Douze enseignants et trois logopèdes de l’enseignement spécialisé encadrent ces élèves. « Je n’engage pas des enseignants sortant des écoles normales, trop peu formés aux troubles des apprentissages, précise la directrice. Un autre défi consiste à pérenniser l’équipe : pas facile de garder des enseignants qui se déplacent parfois dans cinq écoles différentes et doivent s’intégrer dans chacune d’elles. Et nous ne disposons pas de moyens supplémentaires pour les nombreuses réunions, les déplacements, les rencontres nécessaires… »

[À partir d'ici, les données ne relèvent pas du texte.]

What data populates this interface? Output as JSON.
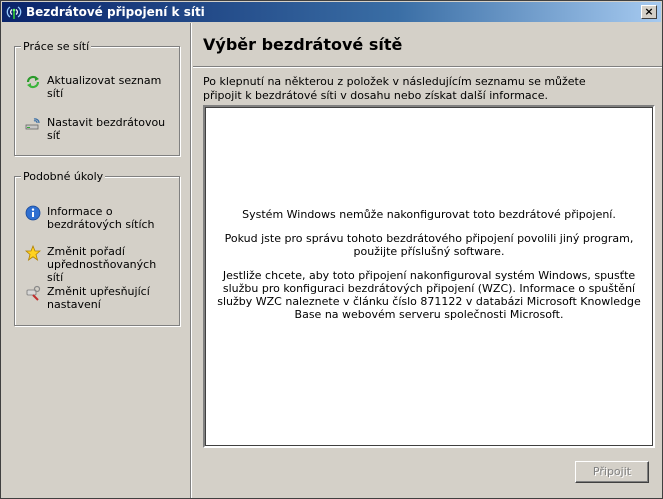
{
  "window": {
    "title": "Bezdrátové připojení k síti",
    "close_glyph": "×"
  },
  "network_tasks": {
    "legend": "Práce se sítí",
    "items": [
      {
        "label": "Aktualizovat seznam sítí",
        "icon": "refresh-icon"
      },
      {
        "label": "Nastavit bezdrátovou síť",
        "icon": "wireless-setup-icon"
      }
    ]
  },
  "related_tasks": {
    "legend": "Podobné úkoly",
    "items": [
      {
        "label": "Informace o bezdrátových sítích",
        "icon": "info-icon"
      },
      {
        "label": "Změnit pořadí upřednostňovaných sítí",
        "icon": "star-icon"
      },
      {
        "label": "Změnit upřesňující nastavení",
        "icon": "settings-icon"
      }
    ]
  },
  "main": {
    "heading": "Výběr bezdrátové sítě",
    "description": "Po klepnutí na některou z položek v následujícím seznamu se můžete připojit k bezdrátové síti v dosahu nebo získat další informace.",
    "messages": [
      "Systém Windows nemůže nakonfigurovat toto bezdrátové připojení.",
      "Pokud jste pro správu tohoto bezdrátového připojení povolili jiný program, použijte příslušný software.",
      "Jestliže chcete, aby toto připojení nakonfiguroval systém Windows, spusťte službu pro konfiguraci bezdrátových připojení (WZC). Informace o spuštění služby WZC naleznete v článku číslo 871122 v databázi Microsoft Knowledge Base na webovém serveru společnosti Microsoft."
    ],
    "connect_label": "Připojit"
  },
  "colors": {
    "titlebar_start": "#0a246a",
    "titlebar_end": "#a6caf0",
    "face": "#d4d0c8"
  }
}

De quoi justifier aussi, voici cinq ans, la création d’un poste de coordinateur. Instituteur, licencié en Sciences de l’Éducation, Tanguy Gustin s’occupe, en partenariat avec la directrice, de la préparation des dossiers administratifs. Il prend contact avec les CPMS, les écoles, les parents, voire le Centre de ressources et d’évaluation des technologies adaptées aux personnes handicapées.

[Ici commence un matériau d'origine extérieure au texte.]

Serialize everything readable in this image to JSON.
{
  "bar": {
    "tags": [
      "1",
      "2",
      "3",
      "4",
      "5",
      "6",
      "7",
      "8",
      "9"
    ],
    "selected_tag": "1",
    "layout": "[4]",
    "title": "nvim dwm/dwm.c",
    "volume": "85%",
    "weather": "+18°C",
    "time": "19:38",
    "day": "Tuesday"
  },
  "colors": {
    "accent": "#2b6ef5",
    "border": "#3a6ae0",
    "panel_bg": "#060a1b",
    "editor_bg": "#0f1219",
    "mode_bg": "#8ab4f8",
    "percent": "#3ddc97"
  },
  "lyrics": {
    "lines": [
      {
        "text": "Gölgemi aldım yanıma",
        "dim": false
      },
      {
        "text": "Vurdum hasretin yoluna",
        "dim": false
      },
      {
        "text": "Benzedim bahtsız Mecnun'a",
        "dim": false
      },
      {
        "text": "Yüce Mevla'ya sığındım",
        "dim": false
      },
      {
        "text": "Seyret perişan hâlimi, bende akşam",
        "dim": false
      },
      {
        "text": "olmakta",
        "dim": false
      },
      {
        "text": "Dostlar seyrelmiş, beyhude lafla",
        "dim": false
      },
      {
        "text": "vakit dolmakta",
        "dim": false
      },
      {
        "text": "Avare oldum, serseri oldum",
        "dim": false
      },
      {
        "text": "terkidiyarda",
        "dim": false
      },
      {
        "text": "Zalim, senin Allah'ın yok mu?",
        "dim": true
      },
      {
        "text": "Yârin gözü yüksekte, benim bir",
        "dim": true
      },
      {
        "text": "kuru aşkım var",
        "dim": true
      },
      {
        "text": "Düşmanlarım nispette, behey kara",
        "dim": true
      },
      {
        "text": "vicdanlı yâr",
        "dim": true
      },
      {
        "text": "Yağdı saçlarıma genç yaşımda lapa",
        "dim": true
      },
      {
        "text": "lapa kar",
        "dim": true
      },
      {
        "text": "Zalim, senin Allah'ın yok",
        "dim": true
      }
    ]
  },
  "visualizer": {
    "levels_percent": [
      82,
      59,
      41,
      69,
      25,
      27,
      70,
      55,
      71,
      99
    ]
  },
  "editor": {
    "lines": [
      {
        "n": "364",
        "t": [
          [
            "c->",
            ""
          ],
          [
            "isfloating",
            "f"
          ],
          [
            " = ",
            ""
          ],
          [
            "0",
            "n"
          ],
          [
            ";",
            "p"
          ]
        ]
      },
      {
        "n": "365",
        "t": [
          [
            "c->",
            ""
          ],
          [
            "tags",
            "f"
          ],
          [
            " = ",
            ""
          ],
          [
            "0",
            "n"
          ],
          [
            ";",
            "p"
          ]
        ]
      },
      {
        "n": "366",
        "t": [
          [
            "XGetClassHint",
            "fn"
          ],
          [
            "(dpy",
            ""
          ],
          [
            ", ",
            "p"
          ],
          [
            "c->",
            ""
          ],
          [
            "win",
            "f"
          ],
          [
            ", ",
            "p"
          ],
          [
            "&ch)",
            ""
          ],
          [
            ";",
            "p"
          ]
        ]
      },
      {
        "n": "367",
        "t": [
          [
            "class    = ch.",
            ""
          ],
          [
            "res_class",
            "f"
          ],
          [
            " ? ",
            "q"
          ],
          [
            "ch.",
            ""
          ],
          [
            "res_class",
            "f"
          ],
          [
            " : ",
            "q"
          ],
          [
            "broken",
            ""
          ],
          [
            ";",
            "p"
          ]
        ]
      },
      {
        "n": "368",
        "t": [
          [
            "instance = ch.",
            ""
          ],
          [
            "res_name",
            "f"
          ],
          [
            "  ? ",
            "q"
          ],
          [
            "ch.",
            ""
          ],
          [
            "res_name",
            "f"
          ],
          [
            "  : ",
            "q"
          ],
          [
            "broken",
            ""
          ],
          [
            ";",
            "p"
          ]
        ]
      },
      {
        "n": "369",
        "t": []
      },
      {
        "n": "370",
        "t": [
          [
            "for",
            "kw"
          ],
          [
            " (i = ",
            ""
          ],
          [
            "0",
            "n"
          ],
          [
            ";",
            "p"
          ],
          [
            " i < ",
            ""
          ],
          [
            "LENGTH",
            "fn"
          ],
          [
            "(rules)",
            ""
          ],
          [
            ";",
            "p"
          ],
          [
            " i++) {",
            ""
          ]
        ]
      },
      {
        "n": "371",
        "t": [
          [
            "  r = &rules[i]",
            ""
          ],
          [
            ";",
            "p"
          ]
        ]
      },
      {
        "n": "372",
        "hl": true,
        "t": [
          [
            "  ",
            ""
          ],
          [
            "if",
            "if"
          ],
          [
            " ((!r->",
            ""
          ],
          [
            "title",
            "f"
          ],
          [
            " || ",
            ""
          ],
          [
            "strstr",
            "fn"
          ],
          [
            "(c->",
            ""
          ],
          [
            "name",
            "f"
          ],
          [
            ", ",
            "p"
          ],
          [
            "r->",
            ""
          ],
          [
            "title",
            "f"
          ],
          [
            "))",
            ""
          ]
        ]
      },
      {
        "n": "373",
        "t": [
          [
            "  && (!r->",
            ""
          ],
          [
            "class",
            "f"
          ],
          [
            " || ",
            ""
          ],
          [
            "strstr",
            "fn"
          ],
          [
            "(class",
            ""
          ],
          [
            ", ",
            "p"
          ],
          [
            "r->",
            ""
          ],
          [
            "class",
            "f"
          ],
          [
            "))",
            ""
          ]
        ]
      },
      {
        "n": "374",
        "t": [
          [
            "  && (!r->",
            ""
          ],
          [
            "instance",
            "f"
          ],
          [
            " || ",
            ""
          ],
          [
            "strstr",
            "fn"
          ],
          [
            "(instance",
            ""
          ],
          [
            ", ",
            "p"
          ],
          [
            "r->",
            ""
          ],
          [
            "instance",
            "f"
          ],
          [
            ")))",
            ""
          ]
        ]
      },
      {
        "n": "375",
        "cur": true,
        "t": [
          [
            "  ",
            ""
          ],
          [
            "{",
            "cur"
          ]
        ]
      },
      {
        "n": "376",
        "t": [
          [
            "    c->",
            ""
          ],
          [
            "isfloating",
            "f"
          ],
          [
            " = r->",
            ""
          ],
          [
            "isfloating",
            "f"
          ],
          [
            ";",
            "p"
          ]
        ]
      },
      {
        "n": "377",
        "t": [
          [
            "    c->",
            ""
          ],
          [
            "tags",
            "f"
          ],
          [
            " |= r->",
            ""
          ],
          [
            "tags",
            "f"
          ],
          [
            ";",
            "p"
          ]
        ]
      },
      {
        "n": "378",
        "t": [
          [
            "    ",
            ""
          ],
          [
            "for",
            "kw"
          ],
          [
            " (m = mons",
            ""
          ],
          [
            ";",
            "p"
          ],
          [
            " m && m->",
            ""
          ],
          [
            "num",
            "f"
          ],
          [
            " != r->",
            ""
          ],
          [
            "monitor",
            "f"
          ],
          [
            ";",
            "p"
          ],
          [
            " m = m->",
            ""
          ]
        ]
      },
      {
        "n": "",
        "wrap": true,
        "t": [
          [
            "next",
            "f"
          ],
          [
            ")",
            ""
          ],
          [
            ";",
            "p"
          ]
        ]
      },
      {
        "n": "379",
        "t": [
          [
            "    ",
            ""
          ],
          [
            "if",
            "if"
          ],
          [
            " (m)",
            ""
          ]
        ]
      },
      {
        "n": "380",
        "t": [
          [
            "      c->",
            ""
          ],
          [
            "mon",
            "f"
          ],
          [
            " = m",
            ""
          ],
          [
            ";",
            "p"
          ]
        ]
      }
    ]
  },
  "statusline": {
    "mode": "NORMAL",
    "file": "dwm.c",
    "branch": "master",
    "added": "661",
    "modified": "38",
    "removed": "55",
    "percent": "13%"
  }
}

Ce centre assure le lien entre les demandeurs, l’Agence wallonne pour l’intégration de la personne handicapée et les sociétés distributrices de matériel (un logiciel pour des élèves qui souffrent de dyspraxie, par exemple). Le coordinateur gère l’organisation des trois conseils de classe annuels dans les écoles inclusives et réunit l’équipe quatre fois par an pour lui permettre d’échanger de bonnes pratiques. « Un acteur de première ligne chargé de déminer le terrain », résume Mme Génicot.

Expliquer, rassurer l’équipe

La directrice le précise : mettre l’intégration en chantier ne s’improvise pas, ni dans l’enseignement spécialisé, ni dans l’ordinaire. « Au départ, nous n’étions pas tout feu tout flamme, explique-t-elle. Il y avait des questions, des réticences, des peurs : est-ce que l’intégration signera l’arrêt de mort de l’enseignement spécialisé de type 8 ? Il a fallu expliquer, rassurer l’équipe. Dans l’enseignement ordinaire aussi, c’est important de faire comprendre aux élèves et aux enseignants que les enfants intégrés ne bénéficient pas de favoritisme. Ce qui est injuste, ce n’est pas que l’on mette en place une d’aide et des aménagements pour leur apprendre à devenir autonomes, mais c’est qu’ils ne puissent y parvenir seuls ».

Et Mme Génicot d’ajouter : « Il arrive que certains projets d’intégration doivent être interrompus parce que les difficultés de l’élève sont telles que l’enseignement spécialisé est préférable pour lui. Mais quand nous récupérons ainsi des enfants, nous constatons que leur estime d’eux-mêmes est meilleure et nous pouvons plus facilement repartir du niveau où ils se trouvent ».